Q2. How did the crash in US stock markets trigger the “Great Depression”? Explore its effects.
The onset of Great Depression was caused by a crash in American stock market. There was a huge cash surplus in American economy due to unbalanced trade with world. In the US huge amounts of this cash surplus was in invested in the stock market. investors only had to pay just 10% cash for their stocks as Banks financed the balance at 10-15% interest. Stock prices had inflated valuations which was dangerous for economy. In October 1929, the market crashed, a case of panic psychology running wildly out of control.
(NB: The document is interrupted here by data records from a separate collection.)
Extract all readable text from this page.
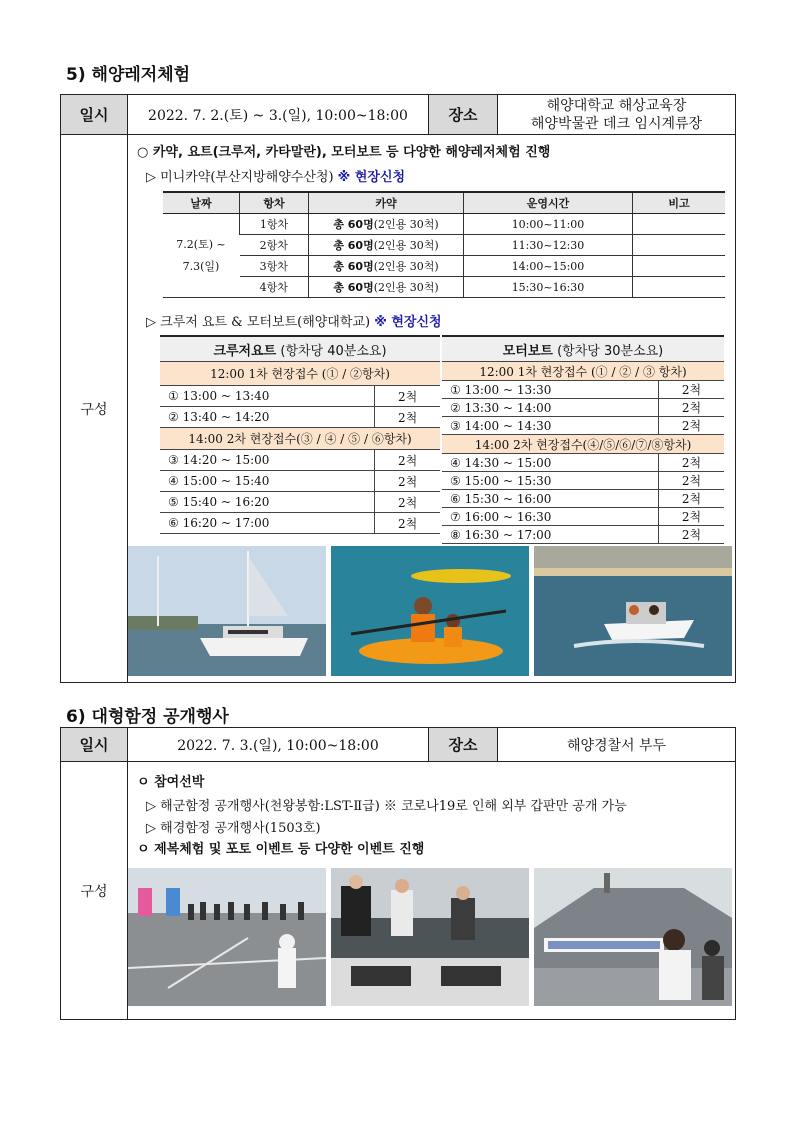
5) 해양레저체험
일시	2022. 7. 2.(토) ~ 3.(일), 10:00~18:00	장소	해양대학교 해상교육장
해양박물관 데크 임시계류장

구성			
○ 카약, 요트(크루저, 카타말란), 모터보트 등 다양한 해양레저체험 진행
▷ 미니카약(부산지방해양수산청) ※ 현장신청
날짜	항차	카약	운영시간	비고

7.2(토) ~
7.3(일)	1항차	총 60명(2인용 30척)	10:00~11:00	
	2항차	총 60명(2인용 30척)	11:30~12:30	
	3항차	총 60명(2인용 30척)	14:00~15:00	
	4항차	총 60명(2인용 30척)	15:30~16:30	
▷ 크루저 요트 & 모터보트(해양대학교) ※ 현장신청
크루저요트 (항차당 40분소요)	
12:00 1차 현장접수 (① / ②항차)	
① 13:00 ~ 13:40	2척
② 13:40 ~ 14:20	2척
14:00 2차 현장접수(③ / ④ / ⑤ / ⑥항차)	
③ 14:20 ~ 15:00	2척
④ 15:00 ~ 15:40	2척
⑤ 15:40 ~ 16:20	2척
⑥ 16:20 ~ 17:00	2척
모터보트 (항차당 30분소요)	
12:00 1차 현장접수 (① / ② / ③ 항차)	
① 13:00 ~ 13:30	2척
② 13:30 ~ 14:00	2척
③ 14:00 ~ 14:30	2척
14:00 2차 현장접수(④/⑤/⑥/⑦/⑧항차)	
④ 14:30 ~ 15:00	2척
⑤ 15:00 ~ 15:30	2척
⑥ 15:30 ~ 16:00	2척
⑦ 16:00 ~ 16:30	2척
⑧ 16:30 ~ 17:00	2척
6) 대형함정 공개행사
일시	2022. 7. 3.(일), 10:00~18:00	장소	해양경찰서 부두
구성			
ㅇ 참여선박
▷ 해군함정 공개행사(천왕봉함:LST-Ⅱ급) ※ 코로나19로 인해 외부 갑판만 공개 가능
▷ 해경함정 공개행사(1503호)
ㅇ 제복체험 및 포토 이벤트 등 다양한 이벤트 진행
Investors were in debt to the banks causing more panic selling and by November 13, the stock market had lost half of its value.
This spilled over into the rest of the American economy, which led to a decline in investment and buying. Therefore, production was cut, which caused unemployment. By 1932, industrial production in the United States had fallen by half, national income by 75%, and the value of some stocks from $100 to $.50 per share. Prices of goods fell causing deflation in market. Outstanding debts became heavier, because prices and incomes fell by 20–50% but the debts remained at the same amount. This led to the collapse of 5000 American banks, many of which had over-invested in the stock market. These banks called in loans from Europe, whose economies were already unstable and overly dependent on American loans. The result was a worldwide depression spreading from America and Europe to the rest of the world that was tied into their economies.